Isabelle Schucké-Niel : Je remarque que les entreprises concluent durant cette période très particulière de quasi-révolution anthropologique un plus grand nombre de ruptures conventionnelles. Côté employeur, y avoir recours est un signe de reconnaissance envers le salarié demandeur. C’est une sorte de rupture homéopathique : l’employeur ne fait aucun grief au salarié. C’est une rupture sans motif de départ. Le réflexe pour la plupart des employeurs et des salariés est donc de s’engouffrer dans la rupture conventionnelle. D’autant qu’elle ouvre des droits au chômage au salarié. Mais on assiste à un véritable détournement du dispositif.
C’est-à-dire ?
La rupture conventionnelle est parfois utilisée par l’employeur pour s’éviter la lourdeur du droit lié aux licenciements économiques. Au lieu de faire des plans de sauvegarde de l’emploi, de faire des restructurations coûteuses, et donc au lieu de négocier avec les partenaires sociaux les conditions de départ des salariés, il est plus facile pour les employeurs de faire au cas par cas, et de pousser tranquillement mais sûrement les salariés vers la sortie. Politiquement, les entreprises ne veulent pas entendre parler du licenciement économique. Leur image reste intacte avec la rupture conventionnelle. Par exemple, un salarié à qui on annonce que son poste va être supprimé devrait pouvoir bénéficier du licenciement économique. Mais certaines entreprises vont plutôt proposer une rupture conventionnelle pour organiser son départ en douceur. Le problème, c’est que ces ruptures ne se font pas forcément à l’avantage des salariés.
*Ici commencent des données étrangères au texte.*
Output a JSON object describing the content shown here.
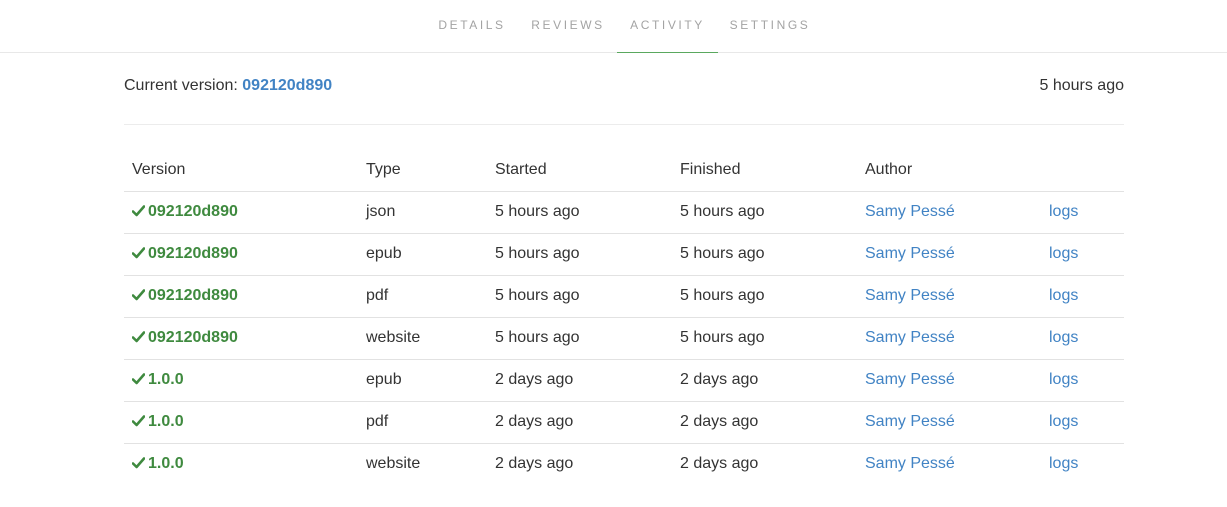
{
  "nav": {
    "tabs": [
      {
        "label": "DETAILS"
      },
      {
        "label": "REVIEWS"
      },
      {
        "label": "ACTIVITY"
      },
      {
        "label": "SETTINGS"
      }
    ],
    "active_tab": "ACTIVITY"
  },
  "current_version": {
    "label": "Current version:",
    "value": "092120d890",
    "time": "5 hours ago"
  },
  "table": {
    "headers": [
      "Version",
      "Type",
      "Started",
      "Finished",
      "Author",
      ""
    ],
    "rows": [
      {
        "version": "092120d890",
        "type": "json",
        "started": "5 hours ago",
        "finished": "5 hours ago",
        "author": "Samy Pessé",
        "logs": "logs"
      },
      {
        "version": "092120d890",
        "type": "epub",
        "started": "5 hours ago",
        "finished": "5 hours ago",
        "author": "Samy Pessé",
        "logs": "logs"
      },
      {
        "version": "092120d890",
        "type": "pdf",
        "started": "5 hours ago",
        "finished": "5 hours ago",
        "author": "Samy Pessé",
        "logs": "logs"
      },
      {
        "version": "092120d890",
        "type": "website",
        "started": "5 hours ago",
        "finished": "5 hours ago",
        "author": "Samy Pessé",
        "logs": "logs"
      },
      {
        "version": "1.0.0",
        "type": "epub",
        "started": "2 days ago",
        "finished": "2 days ago",
        "author": "Samy Pessé",
        "logs": "logs"
      },
      {
        "version": "1.0.0",
        "type": "pdf",
        "started": "2 days ago",
        "finished": "2 days ago",
        "author": "Samy Pessé",
        "logs": "logs"
      },
      {
        "version": "1.0.0",
        "type": "website",
        "started": "2 days ago",
        "finished": "2 days ago",
        "author": "Samy Pessé",
        "logs": "logs"
      }
    ]
  },
  "icons": {
    "status": "check-icon"
  },
  "colors": {
    "success": "#3f8a3f",
    "link": "#4183c4",
    "active_tab_underline": "#5aa85e",
    "tab_text": "#a3a3a3"
  }
}
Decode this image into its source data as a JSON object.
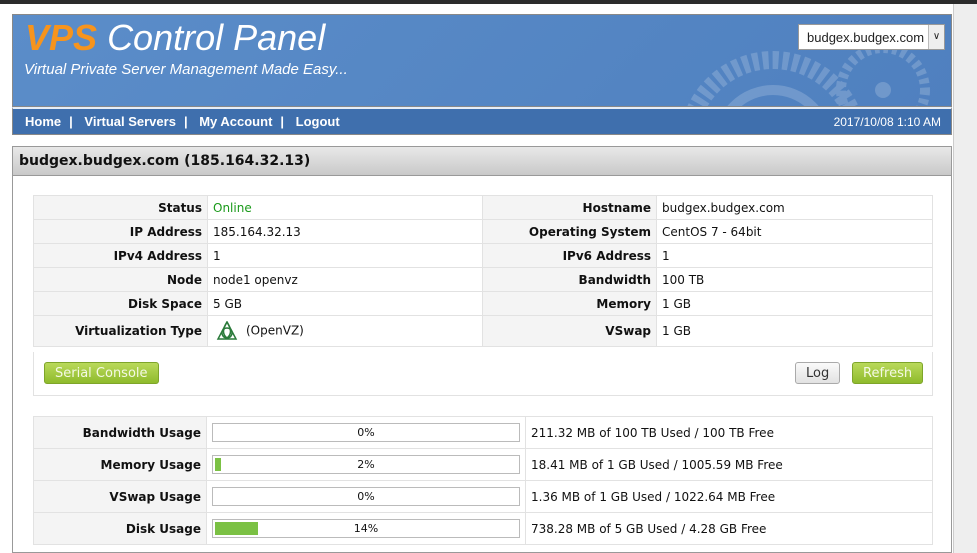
{
  "header": {
    "title_accent": "VPS",
    "title_rest": "Control Panel",
    "tagline": "Virtual Private Server Management Made Easy...",
    "server_select": "budgex.budgex.com"
  },
  "nav": {
    "items": [
      "Home",
      "Virtual Servers",
      "My Account",
      "Logout"
    ],
    "datetime": "2017/10/08 1:10 AM"
  },
  "panel": {
    "title": "budgex.budgex.com (185.164.32.13)"
  },
  "info": [
    {
      "l1": "Status",
      "v1": "Online",
      "l2": "Hostname",
      "v2": "budgex.budgex.com"
    },
    {
      "l1": "IP Address",
      "v1": "185.164.32.13",
      "l2": "Operating System",
      "v2": "CentOS 7 - 64bit"
    },
    {
      "l1": "IPv4 Address",
      "v1": "1",
      "l2": "IPv6 Address",
      "v2": "1"
    },
    {
      "l1": "Node",
      "v1": "node1 openvz",
      "l2": "Bandwidth",
      "v2": "100 TB"
    },
    {
      "l1": "Disk Space",
      "v1": "5 GB",
      "l2": "Memory",
      "v2": "1 GB"
    },
    {
      "l1": "Virtualization Type",
      "v1": "(OpenVZ)",
      "l2": "VSwap",
      "v2": "1 GB"
    }
  ],
  "status_color": "#1a9a1a",
  "buttons": {
    "serial": "Serial Console",
    "log": "Log",
    "refresh": "Refresh"
  },
  "usage": [
    {
      "label": "Bandwidth Usage",
      "percent": 0,
      "pct_label": "0%",
      "detail": "211.32 MB of 100 TB Used / 100 TB Free"
    },
    {
      "label": "Memory Usage",
      "percent": 2,
      "pct_label": "2%",
      "detail": "18.41 MB of 1 GB Used / 1005.59 MB Free"
    },
    {
      "label": "VSwap Usage",
      "percent": 0,
      "pct_label": "0%",
      "detail": "1.36 MB of 1 GB Used / 1022.64 MB Free"
    },
    {
      "label": "Disk Usage",
      "percent": 14,
      "pct_label": "14%",
      "detail": "738.28 MB of 5 GB Used / 4.28 GB Free"
    }
  ]
}
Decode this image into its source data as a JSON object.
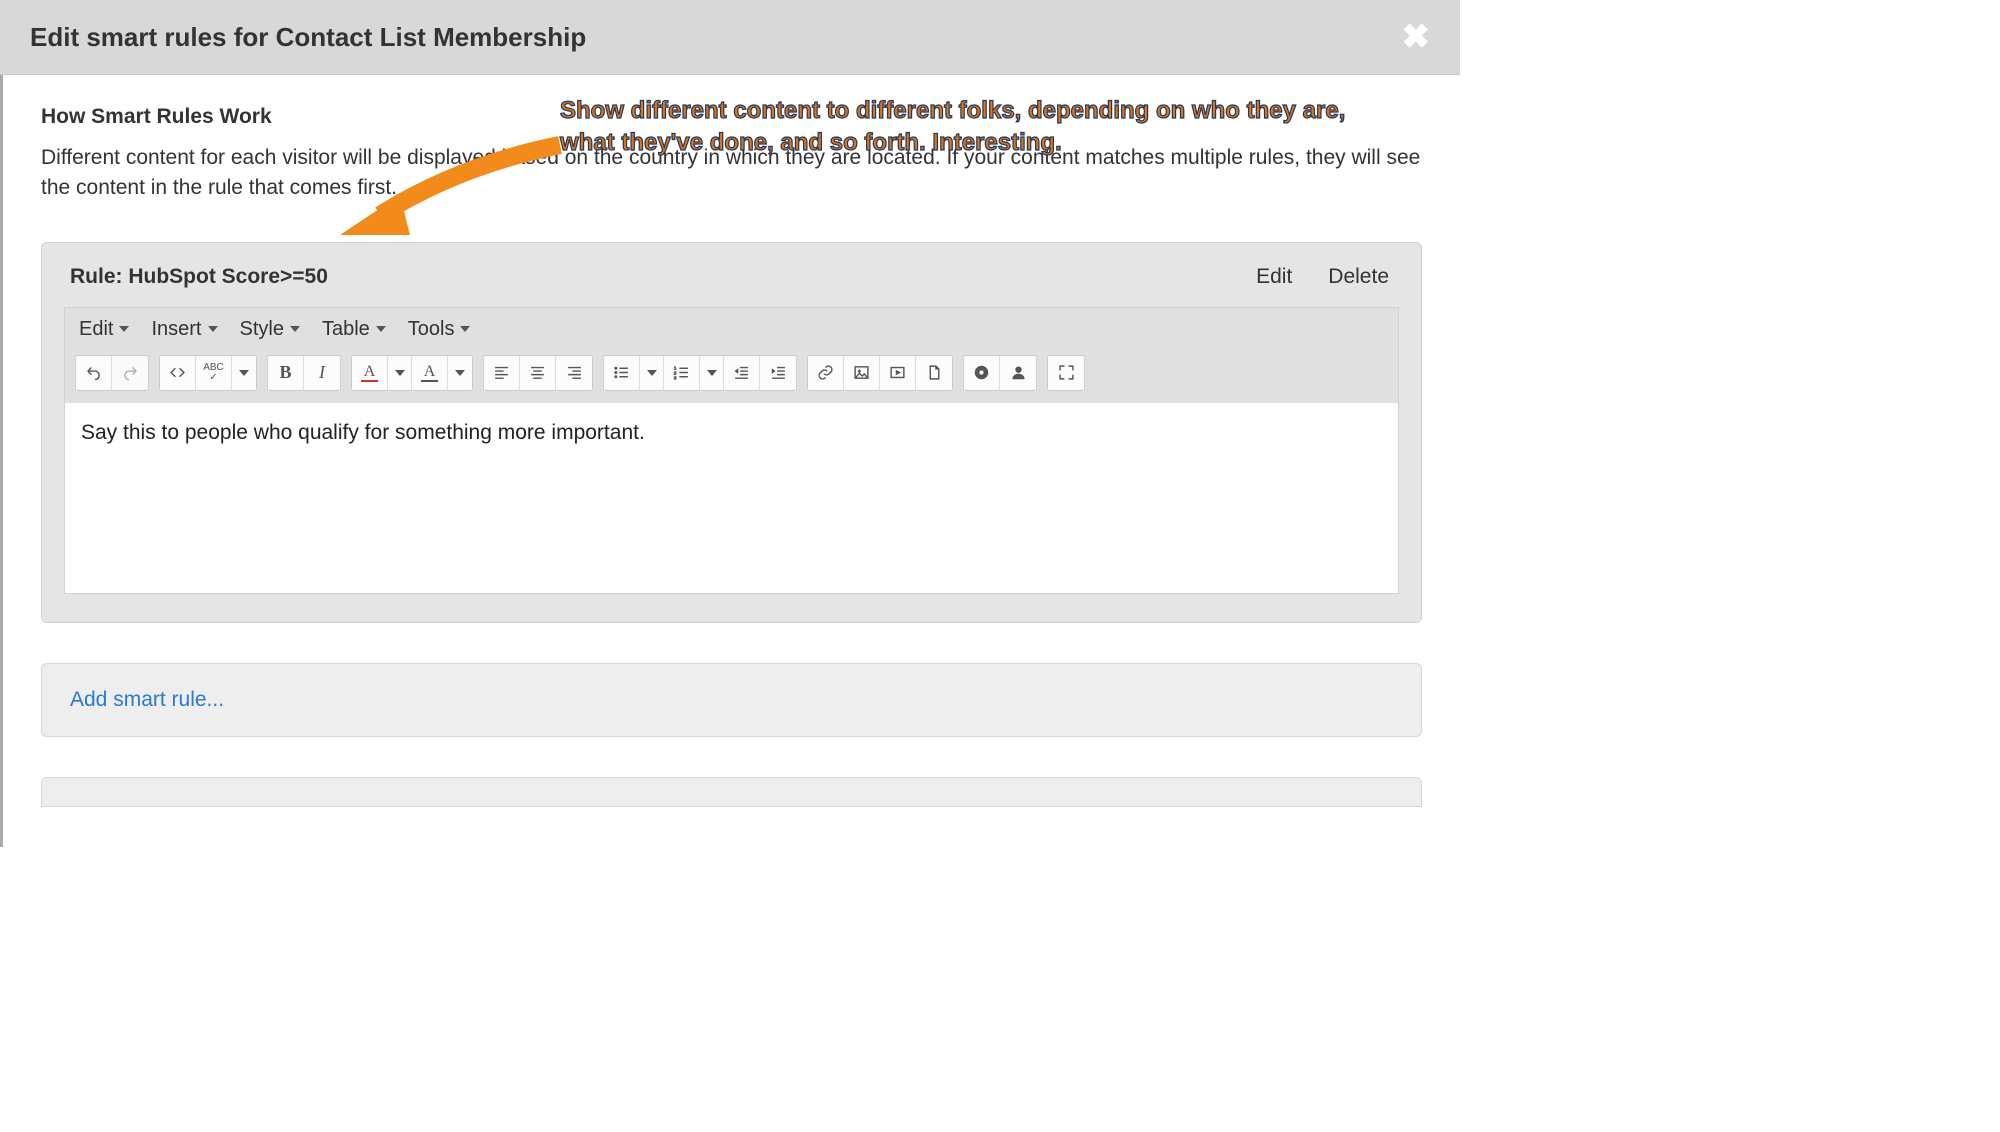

Dans le cadre du licenciement économique, le salarié pourrait en effet bénéficier du contrat de sécurisation professionnelle (CSP)*, qui ouvre droit immédiatement au versement d’indemnités chômage correspondant à 75% du salaire journalier de référence** pendant douze mois (au lieu de 57% avec une rupture conventionnelle) et à des aides personnalisées, comme de la formation ou encore l’accès gratuit à un bilan de compétences par exemple. Tandis que dans le cadre d’une rupture conventionnelle, l’ouverture de droits au chômage est soumise à un certain nombre de contraintes. Entre un licenciement économique avec CSP et une rupture conventionnelle, un salarié est clairement perdant avec le deuxième dispositif.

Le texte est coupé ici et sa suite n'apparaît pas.